Legislação de 1921 já previa procedimento nessa situação, mas havia divergência na interpretação da lei
Os integrantes da Corte Suprema de Justiça da Argentina determinaram ontem, de forma unânime, a despenalização do aborto para casos de gravidez fruto de um estupro. A determinação da Corte foi específica para o caso de uma adolescente que foi violada por seu padrasto na Província de Chubut. No entanto, abre precedentes para que os tribunais não penalizem as mulheres violadas que pratiquem o aborto, bem como os médicos responsáveis pela interrupção da gravidez.
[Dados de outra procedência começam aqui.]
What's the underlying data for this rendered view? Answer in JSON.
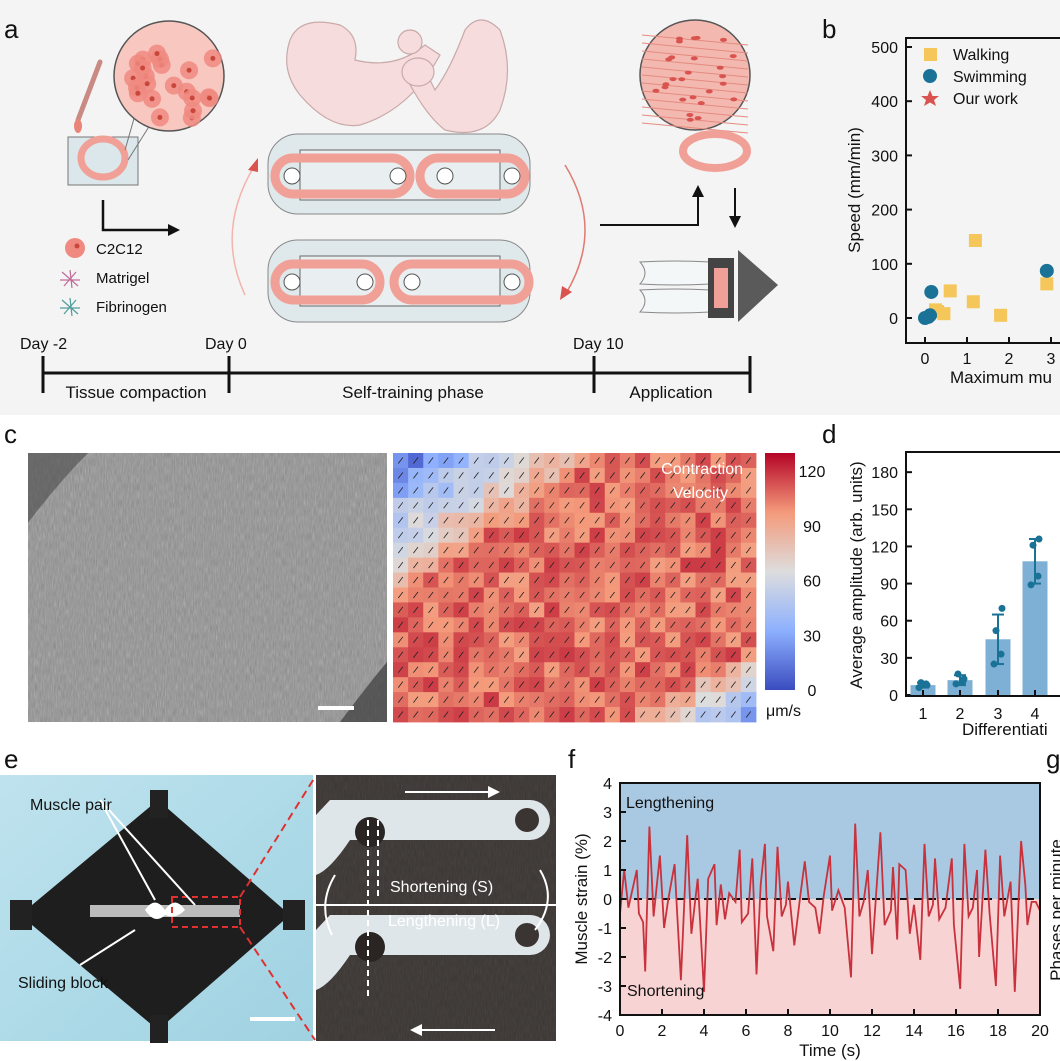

Até agora, a interpretação do Código Penal argentino só permitia a realização do aborto no caso de que a mulher violada tivesse alguma espécie de incapacidade mental. Mas, mesmo nessa situação, a família da vítima precisava passar por uma maratona judicial até obter a autorização para realizar o aborto sem o risco de punição legal para a mãe, a família e os médicos. Na maior parte dos casos, as autorizações judiciárias ocorriam quando as mulheres estavam no sétimo ou oitavo mês de gravidez, quando se tornava impossível praticar o aborto.
Uma das líderes da Campanha pelo Direito ao Aborto Legal, Seguro e Gratuito, Estela Díaz, declarou que a determinação da Corte “é muito positiva”, já que ratifica a legislação existente desde 1921, que era interpretada de forma parcial.
Segundo Díaz, o artigo 86 do Código Penal condenava os médicos que realizassem ou colaborassem com um aborto. No entanto, a própria lei determinava que não seria punível em dois casos. Um deles, na hipótese de que “o aborto tivesse sido feito com o objetivo de evitar um perigo para a vida e a saúde da mãe e se esse perigo não pudesse ser evitado por outros meios”; o outro, “se a gravidez fosse proveniente de um estupro ou de um atentado ao pudor cometido sobre uma mulher com incapacidade mental ou demência”.
Essa última oração gerou divergências entre os juristas ao longo dos últimos 90 anos, já que não ficava claro se estavam isentas de pena tanto as mulheres violadas como as mulheres dementes que haviam sido abusadas. Alguns juízes afirmavam que a frase se referia a todas as mulheres violadas, enquanto que outros diziam que somente se aplicava às dementes estupradas. Ontem, a Corte Suprema acabou com essas dúvidas.
O ministro da Justiça, Julio Alak, afirmou ontem que a eventual despenalização geral do aborto “não faz parte da agenda” do governo – o tema enfrenta oposição interna no peronismo. Alak se disse contrário a qualquer projeto no Congresso antes de uma ampla discussão sobre o assunto entre os argentinos. A presidente Cristina Kirchner declarou ser publicamente contra a despenalização geral do aborto.